1. CBA methodology is based on the view, foundational in economics, that communities are simply aggregations of individuals, so that the community cost or benefit is nothing more than the additive sum of the costs and benefits experience by each individual person. In principle, economists believe that one should do the analysis for everyone who might be affected, no matter who they are or where they live, although in practice it is common to restrict the calculation to just one region. In the case of the Elwha dam CBA, the analysis is performed for all residents of the United States. The additive sum concept also suggests that each individual has an equal weight: the sum does not depend on which people bear above-average costs or enjoy above-average benefits. In the Elwha case, the methodology does not give tribal members more weight than non-tribal US citizens, but also not less. Finally, because the methodology is individualist, it has no role for collective entities such as tribes. There is no tribal cost or benefit apart from the sum of costs and benefits that individual tribal members receive.

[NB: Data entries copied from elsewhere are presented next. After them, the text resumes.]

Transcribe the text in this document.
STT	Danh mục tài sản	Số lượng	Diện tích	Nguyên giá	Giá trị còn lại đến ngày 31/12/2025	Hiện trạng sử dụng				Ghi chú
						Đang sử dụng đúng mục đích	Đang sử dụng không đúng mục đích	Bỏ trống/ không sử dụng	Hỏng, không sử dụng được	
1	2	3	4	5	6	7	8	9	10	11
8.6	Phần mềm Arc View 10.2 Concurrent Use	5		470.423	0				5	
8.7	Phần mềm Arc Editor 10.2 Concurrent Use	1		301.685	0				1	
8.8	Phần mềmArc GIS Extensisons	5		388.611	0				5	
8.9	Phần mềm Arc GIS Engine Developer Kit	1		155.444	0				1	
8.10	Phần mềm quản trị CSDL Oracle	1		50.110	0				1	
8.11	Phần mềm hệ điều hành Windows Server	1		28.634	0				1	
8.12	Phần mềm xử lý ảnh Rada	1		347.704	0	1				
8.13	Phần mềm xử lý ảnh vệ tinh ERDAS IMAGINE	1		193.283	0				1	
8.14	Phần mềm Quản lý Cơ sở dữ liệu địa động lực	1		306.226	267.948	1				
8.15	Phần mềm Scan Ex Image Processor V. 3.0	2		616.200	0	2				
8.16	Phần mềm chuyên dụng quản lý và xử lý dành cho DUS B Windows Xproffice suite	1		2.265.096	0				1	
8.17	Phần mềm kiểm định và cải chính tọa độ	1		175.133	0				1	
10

2. Time differences often play an important role in CBA. In the Elwha example, for instance, the direct costs of dismantling the dams, such as the engineering and restoration work, occur in the near future, while the environmental benefits, but also the loss of hydropower, occur over a much longer timespan. Economists believe that, the further into the future an event occurs, the less its importance for today. There are two reasons for this. First, people tend to be present-oriented; they respond more to immediate outcomes than to those that they expect to be delayed. Economists believe that, by putting a lesser value on costs and benefits in the future, they are simply reflecting how most people feel. This argument, of course, makes less sense when one thinks about outcomes far into the future, which will affect those who are not yet born. Our (yours and my) tomorrow will be their today. This is a controversial issue for theorists of CBA. The second reason is based on the productivity of investment, and it works equally well for near- and far-future events. Consider the question, would you rather have $100 today or in one year? Even if you have no preference for immediate versus delayed wealth, you should still answer “today”. After all, if you put the money in the bank for a year, you can earn some interest on it. This means that $100 today is worth more in the future, or conversely, that $100 in the future is worth somewhat less than that today. The exact relationship is determined by the rate of interest earned on money; the higher the rate of interest, the more today’s money can create for the future. The same percentage rate, when used to work backward from future to current money, is called the discount rate. It is the same concept, just in a different use. If $100 today will yield $110 a year from now, we say that the interest rate is 10%. If we begin with $110 a year from now and see that it is equal to $100 today, we say that it has been discounted at a rate of 10%. The only difference is that we go from present to future in the first case, and from future to present in the second—but it’s exactly the same idea.